Bob - Them's some serious invertibrates. Wow. Have to make it up there too now :-D
 
sharks

We don't see a ton of sharks on the shallower dives here in st. croix. we'll see black tips and grey reefs on occasion on the walls, but it's not something we use as a selling point. deeper than 150, though, everything changes. almost guaranteed at least one reef shark on every dive past 150. every hammerhead and bull I've seen here in over 3 years has been deeper than 180 as well.
aside from the sharks, the topography is breathtaking. :)

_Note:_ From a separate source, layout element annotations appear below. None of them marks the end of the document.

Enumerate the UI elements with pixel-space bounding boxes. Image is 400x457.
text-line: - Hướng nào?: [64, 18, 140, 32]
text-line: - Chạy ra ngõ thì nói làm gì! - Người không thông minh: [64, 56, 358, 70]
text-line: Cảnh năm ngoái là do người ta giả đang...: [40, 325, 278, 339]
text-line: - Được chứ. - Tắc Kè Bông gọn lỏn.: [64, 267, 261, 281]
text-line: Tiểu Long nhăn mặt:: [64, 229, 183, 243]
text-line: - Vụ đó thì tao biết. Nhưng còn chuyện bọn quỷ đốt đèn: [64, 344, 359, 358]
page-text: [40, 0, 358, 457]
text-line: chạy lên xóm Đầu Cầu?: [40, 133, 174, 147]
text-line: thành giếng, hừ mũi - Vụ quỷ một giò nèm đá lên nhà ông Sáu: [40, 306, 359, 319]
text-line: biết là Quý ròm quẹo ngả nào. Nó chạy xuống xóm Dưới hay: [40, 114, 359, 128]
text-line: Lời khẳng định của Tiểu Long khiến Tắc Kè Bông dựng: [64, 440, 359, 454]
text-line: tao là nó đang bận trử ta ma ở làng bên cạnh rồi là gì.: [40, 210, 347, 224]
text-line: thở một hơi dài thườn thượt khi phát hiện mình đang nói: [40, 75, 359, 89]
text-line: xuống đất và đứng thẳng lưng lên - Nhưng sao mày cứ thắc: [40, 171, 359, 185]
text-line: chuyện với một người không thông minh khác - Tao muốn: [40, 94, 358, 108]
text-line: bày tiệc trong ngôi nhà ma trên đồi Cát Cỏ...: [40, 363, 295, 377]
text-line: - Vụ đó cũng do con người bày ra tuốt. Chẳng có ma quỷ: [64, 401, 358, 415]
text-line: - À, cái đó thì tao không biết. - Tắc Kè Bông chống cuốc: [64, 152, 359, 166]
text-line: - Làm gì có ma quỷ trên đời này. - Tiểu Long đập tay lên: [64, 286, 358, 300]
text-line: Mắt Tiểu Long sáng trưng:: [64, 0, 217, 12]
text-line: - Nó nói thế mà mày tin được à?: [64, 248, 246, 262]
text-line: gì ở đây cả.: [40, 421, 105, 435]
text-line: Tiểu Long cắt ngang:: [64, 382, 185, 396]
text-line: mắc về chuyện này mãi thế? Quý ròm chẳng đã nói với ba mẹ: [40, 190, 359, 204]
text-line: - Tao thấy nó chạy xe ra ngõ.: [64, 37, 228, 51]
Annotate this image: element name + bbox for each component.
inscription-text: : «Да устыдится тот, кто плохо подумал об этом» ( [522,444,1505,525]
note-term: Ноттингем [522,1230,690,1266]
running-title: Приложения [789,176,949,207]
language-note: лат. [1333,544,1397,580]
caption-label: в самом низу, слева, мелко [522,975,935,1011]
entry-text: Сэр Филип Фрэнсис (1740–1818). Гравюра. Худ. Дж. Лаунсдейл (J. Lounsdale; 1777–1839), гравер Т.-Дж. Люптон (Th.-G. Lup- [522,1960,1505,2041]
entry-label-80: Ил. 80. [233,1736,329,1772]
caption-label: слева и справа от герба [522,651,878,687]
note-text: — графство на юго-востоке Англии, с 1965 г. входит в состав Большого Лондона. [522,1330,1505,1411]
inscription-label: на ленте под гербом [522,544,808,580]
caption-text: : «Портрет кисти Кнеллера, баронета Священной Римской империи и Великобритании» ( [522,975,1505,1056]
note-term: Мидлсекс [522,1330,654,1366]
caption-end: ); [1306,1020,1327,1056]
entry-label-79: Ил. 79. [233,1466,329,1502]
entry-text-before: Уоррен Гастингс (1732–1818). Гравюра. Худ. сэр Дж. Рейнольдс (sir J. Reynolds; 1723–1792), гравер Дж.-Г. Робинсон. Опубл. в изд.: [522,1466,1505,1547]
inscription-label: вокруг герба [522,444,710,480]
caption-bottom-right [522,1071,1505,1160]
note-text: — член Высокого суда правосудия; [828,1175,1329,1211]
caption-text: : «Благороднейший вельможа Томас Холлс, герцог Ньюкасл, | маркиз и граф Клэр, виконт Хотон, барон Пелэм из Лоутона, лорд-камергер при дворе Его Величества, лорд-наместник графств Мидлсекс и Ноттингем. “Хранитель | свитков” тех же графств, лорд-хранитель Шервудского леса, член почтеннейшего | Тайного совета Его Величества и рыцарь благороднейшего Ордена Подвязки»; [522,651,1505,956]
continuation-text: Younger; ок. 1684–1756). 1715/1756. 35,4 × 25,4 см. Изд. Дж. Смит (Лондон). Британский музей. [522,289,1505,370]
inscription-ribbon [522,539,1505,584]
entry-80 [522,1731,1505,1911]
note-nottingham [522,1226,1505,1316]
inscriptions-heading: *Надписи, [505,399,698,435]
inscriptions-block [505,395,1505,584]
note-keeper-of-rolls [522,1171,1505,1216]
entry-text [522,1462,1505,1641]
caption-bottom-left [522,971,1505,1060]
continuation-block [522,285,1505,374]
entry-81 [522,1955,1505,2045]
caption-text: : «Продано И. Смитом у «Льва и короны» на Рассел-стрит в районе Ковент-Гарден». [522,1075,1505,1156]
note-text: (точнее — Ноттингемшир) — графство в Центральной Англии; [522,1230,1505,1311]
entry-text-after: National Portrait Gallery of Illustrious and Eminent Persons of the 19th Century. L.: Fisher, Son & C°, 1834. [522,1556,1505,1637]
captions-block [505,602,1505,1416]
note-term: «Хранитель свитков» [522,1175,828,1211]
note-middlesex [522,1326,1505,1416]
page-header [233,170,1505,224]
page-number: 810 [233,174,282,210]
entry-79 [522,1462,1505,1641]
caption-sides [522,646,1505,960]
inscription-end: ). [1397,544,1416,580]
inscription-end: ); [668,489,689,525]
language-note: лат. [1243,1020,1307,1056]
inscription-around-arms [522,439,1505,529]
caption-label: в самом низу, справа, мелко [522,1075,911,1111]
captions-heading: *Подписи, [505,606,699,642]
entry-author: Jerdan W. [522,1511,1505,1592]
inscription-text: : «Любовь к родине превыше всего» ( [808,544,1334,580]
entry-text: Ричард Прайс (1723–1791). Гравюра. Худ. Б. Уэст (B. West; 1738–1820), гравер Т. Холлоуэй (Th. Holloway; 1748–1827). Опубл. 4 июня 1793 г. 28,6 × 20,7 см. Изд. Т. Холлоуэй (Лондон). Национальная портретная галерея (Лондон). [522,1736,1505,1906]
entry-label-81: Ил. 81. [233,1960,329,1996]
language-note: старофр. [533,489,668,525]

we have a ton of lionfish "dens" (just caverns packed full of the bastards) below 200ft.
so, the majority of our dives end up being blood baths/shark watches. it's interesting to see a monster hammerhead appear out of the deep while you're trying to pull a 14 inch lionfish off your spear...
 
Ditto for sharks...

We do get a fair few reef sharks in recreational depths here (not to mention Scalloped Hammerheads and the odd Silky or Galapagos shark), but down past 150 feet or so is where we're more likely to see large numbers of Grey reefs, big Silvertips, and the occasional Great Hammerhead. Plus, because the water is ridiculously warm and clear, there are really delicate corals past 200 feet and all sorts of cool little critters... Anyone who trots out the old 'there's nothing to see down there anyway' line just hasn't actually been down there!